Eight years ago, Ross Perot attempted to scare a vote from Americans by talking about "the great suc...
Eight years ago, Ross Perot attempted to scare a vote from Americans by talking about "the great sucking sound" of jobs moving south to Mexico. The Mexican economy is visibly transformed as a result of inward investment.
While there, I realised the extent to which Perot has been proved right. Despite the strength of the peso, there is talk of labour shortages in Northern Mexico and the export figures continue to surprise the generally gloomy pundits. On past form Mexico should be experiencing a currency crisis but is refusing to play ball.
Perot was right about how good Nafta would be for Mexico but wrong in viewing it as negative for the US. The intervening period has seen the longest post-war expansion in the American economy and unemployment has fallen to unattainable levels. Inflation has been ticking up recently but subdued for most of this period, as the productivity 'miracle' has enabled American wages to rise but unit labour costs fall.
Those of us who have spent careers following emerging markets have, at least once, seen something similar to the relocation of manufacturing industry from Hong Kong to China.
This gave a huge boost to the competitiveness of Hong Kong companies and was accompanied by explosive growth in the service sector, offseting the loss of lower paid manufacturing jobs.
While capital flowed out of Hong Kong into China and out of the US into Mexico, even more capital flowed into Hong Kong and US from the rest of the world. Productivity shocks raised returns in Hong Kong and the US.
In both cases it required an upward adjustment in relative prices to restore equilibrium. In the case of Hong Kong with its fixed exchange rate to the US dollar this meant inflation had to rise, in the US with its floating exchange rate the adjustment could take place largely through appreciation of the currency. In both cases there was massive asset price inflation in the form of rising share prices.

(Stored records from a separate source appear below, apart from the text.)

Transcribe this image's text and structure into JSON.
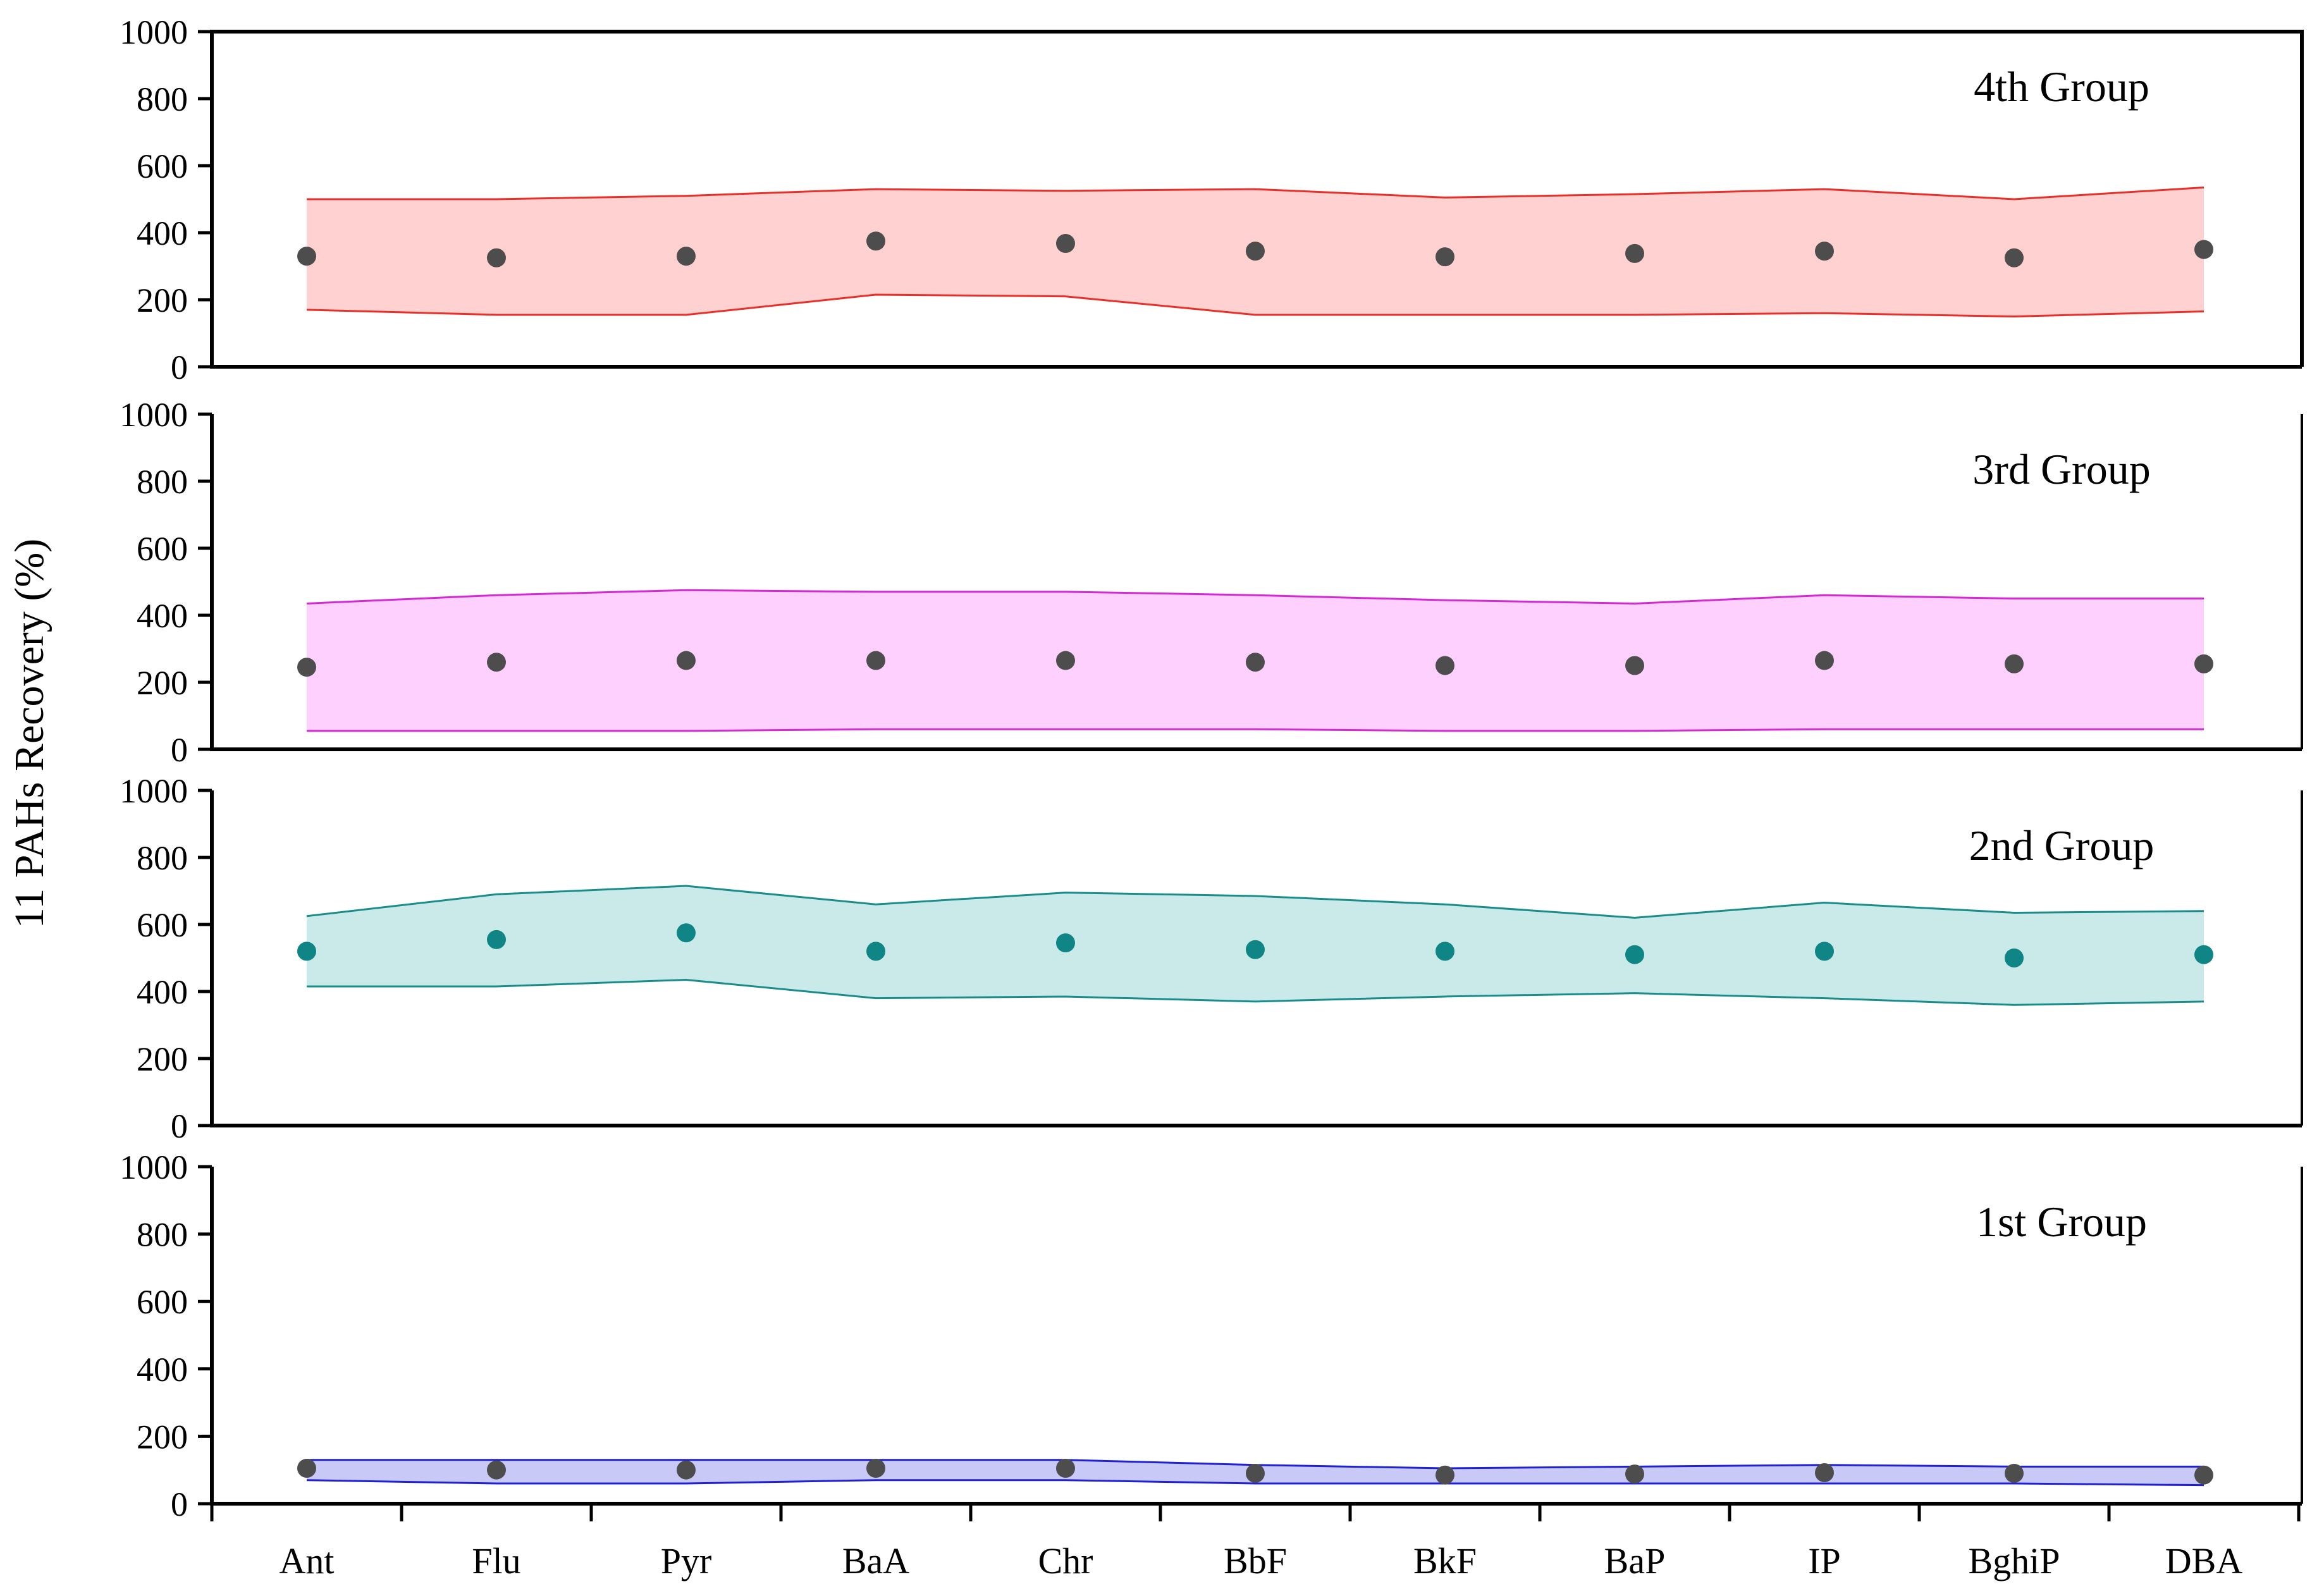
{
  "chart_data": {
    "type": "area",
    "ylabel": "11 PAHs Recovery (%)",
    "categories": [
      "Ant",
      "Flu",
      "Pyr",
      "BaA",
      "Chr",
      "BbF",
      "BkF",
      "BaP",
      "IP",
      "BghiP",
      "DBA"
    ],
    "ylim": [
      0,
      1000
    ],
    "yticks": [
      0,
      200,
      400,
      600,
      800,
      1000
    ],
    "grid": false,
    "panels": [
      {
        "label": "4th Group",
        "line_color": "#e8302a",
        "fill_color": "#ffd1d1",
        "dot_color": "#4d4d4d",
        "upper": [
          500,
          500,
          510,
          530,
          525,
          530,
          505,
          515,
          530,
          500,
          535
        ],
        "lower": [
          170,
          155,
          155,
          215,
          210,
          155,
          155,
          155,
          160,
          150,
          165
        ],
        "mean": [
          330,
          325,
          330,
          375,
          368,
          345,
          328,
          338,
          345,
          325,
          350
        ]
      },
      {
        "label": "3rd Group",
        "line_color": "#d32ad3",
        "fill_color": "#fdd0fd",
        "dot_color": "#4d4d4d",
        "upper": [
          435,
          460,
          475,
          470,
          470,
          460,
          445,
          435,
          460,
          450,
          450
        ],
        "lower": [
          55,
          55,
          55,
          60,
          60,
          60,
          55,
          55,
          60,
          60,
          60
        ],
        "mean": [
          245,
          260,
          265,
          265,
          265,
          260,
          250,
          250,
          265,
          255,
          255
        ]
      },
      {
        "label": "2nd Group",
        "line_color": "#1a8c8c",
        "fill_color": "#c9eae9",
        "dot_color": "#0f8585",
        "upper": [
          625,
          690,
          715,
          660,
          695,
          685,
          660,
          620,
          665,
          635,
          640
        ],
        "lower": [
          415,
          415,
          435,
          380,
          385,
          370,
          385,
          395,
          380,
          360,
          370
        ],
        "mean": [
          520,
          555,
          575,
          520,
          545,
          525,
          520,
          510,
          520,
          500,
          510
        ]
      },
      {
        "label": "1st Group",
        "line_color": "#2121d4",
        "fill_color": "#c9c9f7",
        "dot_color": "#4d4d4d",
        "upper": [
          130,
          130,
          130,
          130,
          130,
          115,
          105,
          110,
          115,
          110,
          110
        ],
        "lower": [
          70,
          60,
          60,
          70,
          70,
          60,
          60,
          60,
          60,
          60,
          55
        ],
        "mean": [
          105,
          100,
          100,
          105,
          105,
          90,
          85,
          88,
          92,
          90,
          85
        ]
      }
    ]
  }
}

Scale is an important difference between the two cases. The US is the 800 pound gorilla of the world economy. The vacuum created by the giant sucking of capital into America drained the rest of the world of its savings. One effect has been the collapse of the euro as investors stampede out of inefficient and decreasingly competitive Europe to purchase American companies and shares. The effect on emerging markets is more dramatic.
In more normal times investors seeking higher returns have gravitated towards the potentially rewarding markets of Asia, Latin America and the European periphery. As the great productivity driven American boom exploded on the world, the avaricious turned away from dreams of the money to be made in economies playing technological catch-up and launched into cyberspace. The poor performance of emerging markets during the great bull-run in America is not a coincidence but a corollary.